一岡竜司投手が右肩の強化に乗り出しているようです。
カープに移籍1年目だった2014シーズンは主力リリーバーのして期待されながら、31試合の登板に留まってしまいました。もちろん大竹寛投手の人的補償での入団で31試合登板し、防御率0.58であれば充分すぎる成績であると思います。しかし、一岡投手の能力からすれば「31試合の登板に留まってしまった」と言うべきでしょう。
その原因は右肩痛により、6月と8月に2度の抹消を経験しているためです。不調ではなく故障での抹消ですから、体質改善を考えるべきでしょう。



一岡竜司投手の元々のフォームは非常に特徴的です。何故なら投球動作の際に身体がマウンド側に開いてくるタイミングが非常に遅い。つまり開き切らない身体に右腕が隠れることで打者から見れば、ボールの出どころが見にくい、つまりスモーキーなフォームです。そのボールの見にくさで打者を抑えていくことを持ち味としたフォームです。もちろんボールの球速もありますが、スモーキーが一番の特徴と言っていいでしょう。

ただこれには副作用もあります。
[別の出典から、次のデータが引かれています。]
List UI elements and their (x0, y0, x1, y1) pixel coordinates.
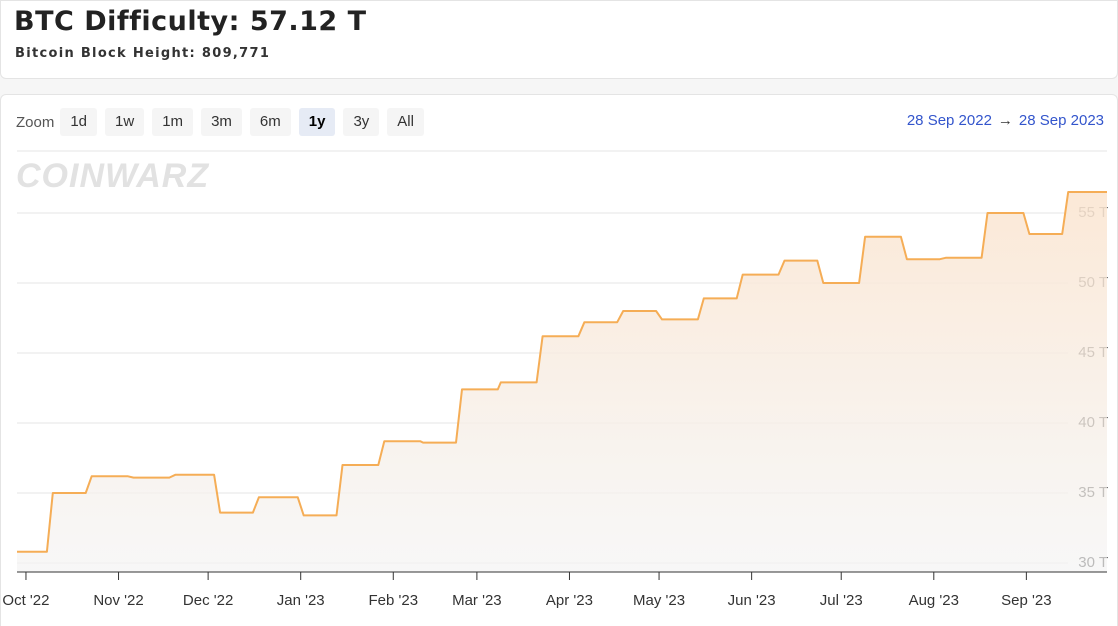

身体の開きが遅いということは、それだけ右肩の動きが激しくなり、結果として右肩に大きな負担がかかるということです。2014シーズン私は正直、肩痛で抹消をされた時にもう出てこないかもしれないなと思いました。なぜならスモーキーのフォームで肩痛が頻発するということは、それだけ右肩のインナーマッスルが弱い、または肩甲骨の機能が低下していることが主な原因です。
もしこのまま投げ続けてしまえば、どうしても肩痛を庇いながら投げることになり、結果としてピッチングフォームを崩してしまい、特徴であったスモーキーのフォームが崩れ、一岡投手のピッチングスタイルが確立できなくなってしまうという事になりかねません。肩痛が原因ではありませんが、千葉ロッテマリーンズの涌井秀章投手も故障が原因でスモーキーが崩れ、何年も苦しんでいます。それだけスモーキーのピッチングフォームはデリケートなものであると言えます。
つまり2014シーズンの一岡投手は右肩のインナーマッスルを鍛え切らないまま投げていたことで、右肩の故障を誘発してしまい、右肩痛により二度の戦線離脱をしてしまったと見ることができます。

2014シーズンオフ、一岡投手はジャイアンツの杉内俊哉投手の自主トレを行い、肩痛に関するトレーナーさんも同行し、右肩の知識を入れ、トレーニングも行ったようです。
一岡投手は24歳でありますから、現段階で右肩のインナーマッスルを強化するトレーニングを実践していけば今後長年に渡りリリーバーAグループで活躍できるピッチングスタイルを手に入れることができるでしょう。
一般的にはチューブを使ったトレーニングを実践しますが、どういったトレーニングを行ったかは不明瞭です。しかし長年第一線で活躍している杉内投手からのアドバイスは非常に参考になると思いますし、今回同行したのが杉内投手の個人トレーナーのようです。
一岡投手の特長あるピッチングスタイルが故に、今後も故障が心配です。今はどうなっているかは不明ですが、今後個人トレーナーを雇うことも視野に入れた方がいいでしょう。

持っているものは素晴らしいものがありますが、怪我がちになってしまうとそれも出せません。今後長きにわたって活躍するためにも、24歳の今のうちから身体の管理を徹底し、怪我の少ない身体を作って欲しいと願っています。